2. Virginia Held claims that the traditional view of a woman's role in society is that, of course, she doesn't have one. Instead, her role is largely that of the family, in which activities, especially those of "mothering" and caring for children, are seen as being solely in the private realm and not involving any aspect of what is particularly and peculiarly human. What does this mean? In what way does she attempt to show that human "mothering" or nurturing behavior is not simply "natural," but that it is social as well? What does she mean by saying that nurturing relationships create human culture and constructs social reality?
3. How does V. Held's argument for the inclusion of feelings in morality proceed?
4. What is the Prisoners' Dilemma? Why does Annette Baier claim that "games" such as the PD are boys' games? What do family/caring relationships have to do with her analysis of this view of morality?
5. How, according to Baier, are an ethics of love and an ethics of obligation to be brought together?
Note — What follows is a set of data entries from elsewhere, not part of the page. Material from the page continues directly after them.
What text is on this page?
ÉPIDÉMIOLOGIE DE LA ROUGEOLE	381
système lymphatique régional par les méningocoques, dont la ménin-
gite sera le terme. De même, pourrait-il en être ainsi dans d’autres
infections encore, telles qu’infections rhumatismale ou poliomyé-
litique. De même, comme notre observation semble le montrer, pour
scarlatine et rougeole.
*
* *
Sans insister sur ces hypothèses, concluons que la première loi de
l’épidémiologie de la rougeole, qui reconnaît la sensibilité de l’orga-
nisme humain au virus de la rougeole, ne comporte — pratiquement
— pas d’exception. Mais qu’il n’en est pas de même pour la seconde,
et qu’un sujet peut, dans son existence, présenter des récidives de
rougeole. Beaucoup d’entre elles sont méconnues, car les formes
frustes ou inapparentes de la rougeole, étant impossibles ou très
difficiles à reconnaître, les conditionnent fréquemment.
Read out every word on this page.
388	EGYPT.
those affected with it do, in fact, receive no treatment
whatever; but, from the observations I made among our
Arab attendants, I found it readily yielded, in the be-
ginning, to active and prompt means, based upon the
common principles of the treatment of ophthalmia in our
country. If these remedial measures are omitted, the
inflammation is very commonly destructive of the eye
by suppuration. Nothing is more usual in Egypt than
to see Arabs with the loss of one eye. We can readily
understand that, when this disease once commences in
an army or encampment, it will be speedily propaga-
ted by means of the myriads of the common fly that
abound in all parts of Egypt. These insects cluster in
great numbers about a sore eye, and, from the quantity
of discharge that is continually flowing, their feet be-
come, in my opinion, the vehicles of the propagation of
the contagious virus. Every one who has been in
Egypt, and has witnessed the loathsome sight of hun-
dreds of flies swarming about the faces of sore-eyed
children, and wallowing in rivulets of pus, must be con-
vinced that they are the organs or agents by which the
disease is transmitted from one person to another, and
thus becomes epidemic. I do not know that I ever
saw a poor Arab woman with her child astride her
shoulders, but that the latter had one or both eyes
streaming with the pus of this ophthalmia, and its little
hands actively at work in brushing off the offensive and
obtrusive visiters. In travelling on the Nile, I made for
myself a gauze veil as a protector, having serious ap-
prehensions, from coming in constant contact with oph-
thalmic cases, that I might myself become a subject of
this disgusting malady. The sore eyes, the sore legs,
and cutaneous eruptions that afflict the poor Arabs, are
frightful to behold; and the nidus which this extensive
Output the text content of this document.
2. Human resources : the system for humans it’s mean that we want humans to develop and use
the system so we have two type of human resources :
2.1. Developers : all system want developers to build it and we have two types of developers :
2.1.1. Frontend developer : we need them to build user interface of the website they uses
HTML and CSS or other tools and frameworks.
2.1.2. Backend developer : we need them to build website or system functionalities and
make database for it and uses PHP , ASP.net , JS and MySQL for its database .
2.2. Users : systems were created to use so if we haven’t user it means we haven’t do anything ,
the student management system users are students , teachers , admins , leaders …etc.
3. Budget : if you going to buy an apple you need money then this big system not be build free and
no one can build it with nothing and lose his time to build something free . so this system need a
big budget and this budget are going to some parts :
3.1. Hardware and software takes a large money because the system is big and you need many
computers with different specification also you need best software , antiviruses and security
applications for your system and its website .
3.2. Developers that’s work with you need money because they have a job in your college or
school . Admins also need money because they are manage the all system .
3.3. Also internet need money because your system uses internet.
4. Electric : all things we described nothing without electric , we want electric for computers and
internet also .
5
6. Though we haven't yet gone through
Hobbes'
moral and political theory (but we will), there is a claim made by Baier
such that: morality does depend at least in part on threats and
bribes,
but life will be "nasty, emotionally poor, and worse than brutish....,
if that is all morality is...." This claim is a play on one of
Hobbes'
most famous quotations such that in a condition of mere nature, in a
condition
with no law, no morality, no justice, no property, no distinction between
what is mine and what is yours, the life of man will be "solitary, poor,
nasty, brutish, and short." Baier doesn't mean the same thing that
Hobbes meant. But what does she mean?